Django Find Hashtags in String and Replace It by Wrapping It in <a> Tag


I am making a social media site, and I want to enable hashtags. For example, if a user creates a post like this:

Summer is gone. #sad #comeback #summer

I want to use python to replace all occurrences of # and word like this:

Summer is gone. <a href="http://127.0.0.1:8000/c/sad">#sad</a> <a href="http://127.0.0.1:8000/c/comeback">#comeback</a> <a href="http://127.0.0.1:8000/c/summer">#summer</a>

This is what I have so far:

    def clean_content(self):
        content = self.cleaned_data.get('content')
        content = profanity.censor(content) # (Unrelated Code)
        arr = re.findall(r"#(\w+)", content)
        replace_ar = []
        for hsh in arr:
            if len(hsh) < 80:
                if Category.objects.filter(name__iexact=hsh):
                    # Old Category, Added This To Category List (Unrelated Code)
                    replace_ar.append(hsh)
                else:
                    # New Category, Created Category, Then Added This To Category List (Unrelated Code)
                    replace_ar.append(hsh)
            else:
                # Don't do anything, hashtag length too long
       # No Idea What To Do With replace_ar. Need help here.

In the code above I take the html text input and I find all #{{word}}. I then loop through them and I check if a category exists with that name or not. If it does, I just add it to that category, and if it doesn't, I create a category and then add it. In both these situations, I push to hashtag to the replace_ar array.

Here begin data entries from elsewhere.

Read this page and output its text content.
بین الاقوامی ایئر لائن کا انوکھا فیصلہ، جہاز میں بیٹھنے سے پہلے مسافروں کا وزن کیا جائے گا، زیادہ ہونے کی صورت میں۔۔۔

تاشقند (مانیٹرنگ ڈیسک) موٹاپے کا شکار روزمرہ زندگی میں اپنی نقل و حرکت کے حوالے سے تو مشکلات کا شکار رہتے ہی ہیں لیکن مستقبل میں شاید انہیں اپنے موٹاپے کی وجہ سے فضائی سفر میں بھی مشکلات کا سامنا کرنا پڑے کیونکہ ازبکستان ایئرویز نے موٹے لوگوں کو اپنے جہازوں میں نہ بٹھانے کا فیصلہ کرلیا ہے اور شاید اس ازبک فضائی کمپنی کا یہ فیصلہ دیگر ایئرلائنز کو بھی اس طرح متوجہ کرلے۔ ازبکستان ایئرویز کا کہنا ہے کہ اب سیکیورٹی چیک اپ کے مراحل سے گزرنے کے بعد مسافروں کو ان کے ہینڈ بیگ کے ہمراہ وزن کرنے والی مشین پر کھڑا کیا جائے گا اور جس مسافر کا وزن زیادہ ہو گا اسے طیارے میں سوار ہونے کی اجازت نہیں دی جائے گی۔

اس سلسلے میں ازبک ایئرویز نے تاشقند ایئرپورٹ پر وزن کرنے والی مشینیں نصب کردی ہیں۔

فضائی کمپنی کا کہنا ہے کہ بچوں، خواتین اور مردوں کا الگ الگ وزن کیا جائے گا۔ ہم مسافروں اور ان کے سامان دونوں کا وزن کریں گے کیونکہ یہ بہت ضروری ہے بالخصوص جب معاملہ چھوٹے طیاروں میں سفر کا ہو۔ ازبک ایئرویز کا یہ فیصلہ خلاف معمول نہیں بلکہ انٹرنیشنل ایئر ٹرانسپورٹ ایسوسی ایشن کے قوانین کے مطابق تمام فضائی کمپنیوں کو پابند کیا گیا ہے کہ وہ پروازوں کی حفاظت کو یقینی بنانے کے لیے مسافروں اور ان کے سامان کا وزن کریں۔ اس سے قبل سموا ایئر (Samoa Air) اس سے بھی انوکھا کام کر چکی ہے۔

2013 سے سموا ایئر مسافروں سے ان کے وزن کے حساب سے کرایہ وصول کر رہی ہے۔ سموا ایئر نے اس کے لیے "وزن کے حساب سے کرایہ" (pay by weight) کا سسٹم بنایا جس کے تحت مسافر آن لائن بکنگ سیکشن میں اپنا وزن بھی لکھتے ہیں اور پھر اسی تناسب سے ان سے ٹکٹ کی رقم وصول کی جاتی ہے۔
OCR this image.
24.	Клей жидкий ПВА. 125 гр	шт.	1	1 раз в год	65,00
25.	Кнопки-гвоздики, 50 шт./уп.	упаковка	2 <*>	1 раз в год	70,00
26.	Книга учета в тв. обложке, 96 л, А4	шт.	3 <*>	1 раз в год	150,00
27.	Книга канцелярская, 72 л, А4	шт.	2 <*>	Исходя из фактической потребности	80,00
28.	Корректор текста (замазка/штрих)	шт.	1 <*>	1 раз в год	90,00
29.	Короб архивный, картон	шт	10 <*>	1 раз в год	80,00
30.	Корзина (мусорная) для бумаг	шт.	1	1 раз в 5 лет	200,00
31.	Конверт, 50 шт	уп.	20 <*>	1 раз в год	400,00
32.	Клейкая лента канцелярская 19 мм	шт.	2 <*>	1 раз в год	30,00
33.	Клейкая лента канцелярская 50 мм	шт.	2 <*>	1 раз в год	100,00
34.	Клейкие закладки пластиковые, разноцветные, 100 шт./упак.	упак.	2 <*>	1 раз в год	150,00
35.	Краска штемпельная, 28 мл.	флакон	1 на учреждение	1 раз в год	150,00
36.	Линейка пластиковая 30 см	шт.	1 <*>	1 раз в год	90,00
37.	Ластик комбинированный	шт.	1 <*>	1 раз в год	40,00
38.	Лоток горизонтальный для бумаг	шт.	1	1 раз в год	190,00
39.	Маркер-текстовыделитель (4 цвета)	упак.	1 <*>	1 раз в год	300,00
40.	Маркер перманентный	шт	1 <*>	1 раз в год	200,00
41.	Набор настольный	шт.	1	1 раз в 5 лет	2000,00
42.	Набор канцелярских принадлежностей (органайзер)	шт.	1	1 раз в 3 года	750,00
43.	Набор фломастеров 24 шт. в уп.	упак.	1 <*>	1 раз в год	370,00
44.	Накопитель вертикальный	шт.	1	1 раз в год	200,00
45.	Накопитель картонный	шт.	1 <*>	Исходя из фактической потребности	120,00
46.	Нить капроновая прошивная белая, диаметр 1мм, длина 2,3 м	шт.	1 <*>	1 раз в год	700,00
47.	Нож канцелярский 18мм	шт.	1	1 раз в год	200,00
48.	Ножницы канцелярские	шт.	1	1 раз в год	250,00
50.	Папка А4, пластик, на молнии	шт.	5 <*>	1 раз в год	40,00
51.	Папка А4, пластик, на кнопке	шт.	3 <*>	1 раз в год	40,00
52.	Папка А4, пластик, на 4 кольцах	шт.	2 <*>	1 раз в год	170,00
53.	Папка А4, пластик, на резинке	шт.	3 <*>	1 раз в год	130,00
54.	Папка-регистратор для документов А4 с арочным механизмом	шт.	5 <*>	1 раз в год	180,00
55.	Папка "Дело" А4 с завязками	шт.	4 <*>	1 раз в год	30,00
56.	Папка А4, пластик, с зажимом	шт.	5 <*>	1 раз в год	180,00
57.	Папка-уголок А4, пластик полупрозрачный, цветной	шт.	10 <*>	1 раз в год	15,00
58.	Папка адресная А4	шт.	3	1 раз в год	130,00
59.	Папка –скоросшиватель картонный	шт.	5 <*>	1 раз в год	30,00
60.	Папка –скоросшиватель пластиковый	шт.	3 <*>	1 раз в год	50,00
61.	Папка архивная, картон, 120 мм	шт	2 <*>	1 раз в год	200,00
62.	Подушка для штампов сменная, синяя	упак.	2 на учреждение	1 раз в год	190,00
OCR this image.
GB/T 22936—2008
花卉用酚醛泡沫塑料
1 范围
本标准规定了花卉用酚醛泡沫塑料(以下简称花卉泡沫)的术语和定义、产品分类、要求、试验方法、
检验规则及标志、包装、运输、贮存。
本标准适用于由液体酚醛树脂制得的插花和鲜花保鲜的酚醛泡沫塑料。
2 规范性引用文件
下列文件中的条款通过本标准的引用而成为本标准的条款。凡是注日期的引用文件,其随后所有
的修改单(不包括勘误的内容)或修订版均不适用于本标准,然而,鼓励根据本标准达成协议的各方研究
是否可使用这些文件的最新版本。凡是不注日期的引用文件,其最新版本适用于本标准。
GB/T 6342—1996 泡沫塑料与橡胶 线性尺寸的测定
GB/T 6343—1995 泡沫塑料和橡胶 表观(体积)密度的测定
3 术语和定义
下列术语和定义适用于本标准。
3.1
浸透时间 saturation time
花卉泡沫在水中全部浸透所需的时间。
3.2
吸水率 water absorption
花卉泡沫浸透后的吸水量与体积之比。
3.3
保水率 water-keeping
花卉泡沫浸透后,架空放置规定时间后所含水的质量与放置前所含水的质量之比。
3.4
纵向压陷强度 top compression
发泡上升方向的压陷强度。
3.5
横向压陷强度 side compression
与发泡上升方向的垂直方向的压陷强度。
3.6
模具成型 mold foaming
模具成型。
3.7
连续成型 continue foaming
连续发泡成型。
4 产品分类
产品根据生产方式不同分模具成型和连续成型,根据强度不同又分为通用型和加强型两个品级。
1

Now I want to replace all hashtags in the replace_ar array with a url like in the "Summer is gone" example from above. How would I do this?


Solution

  • To replace hashtags (of the form: "#categoryname") with the url of the related category:

    def clean_content(self):
        content = self.cleaned_data.get('content')
        arr = re.findall(r"#(\w+)", content)
        for hsh in arr:
            if len(hsh) < 80:
                full_hash = '#' + hsh
                if Category.objects.filter(name__iexact=hsh):
                    content = content.replace(full_hash, f'<a href="http://127.0.0.1:8000/c/{hsh}/">#{hsh}</a>')
                else:
                    content = content.replace(full_hash, f'<a href="http://127.0.0.1:8000/c/{hsh}/">#{hsh}</a>')
    

    Note that you should use reverse instead of hard coding the url.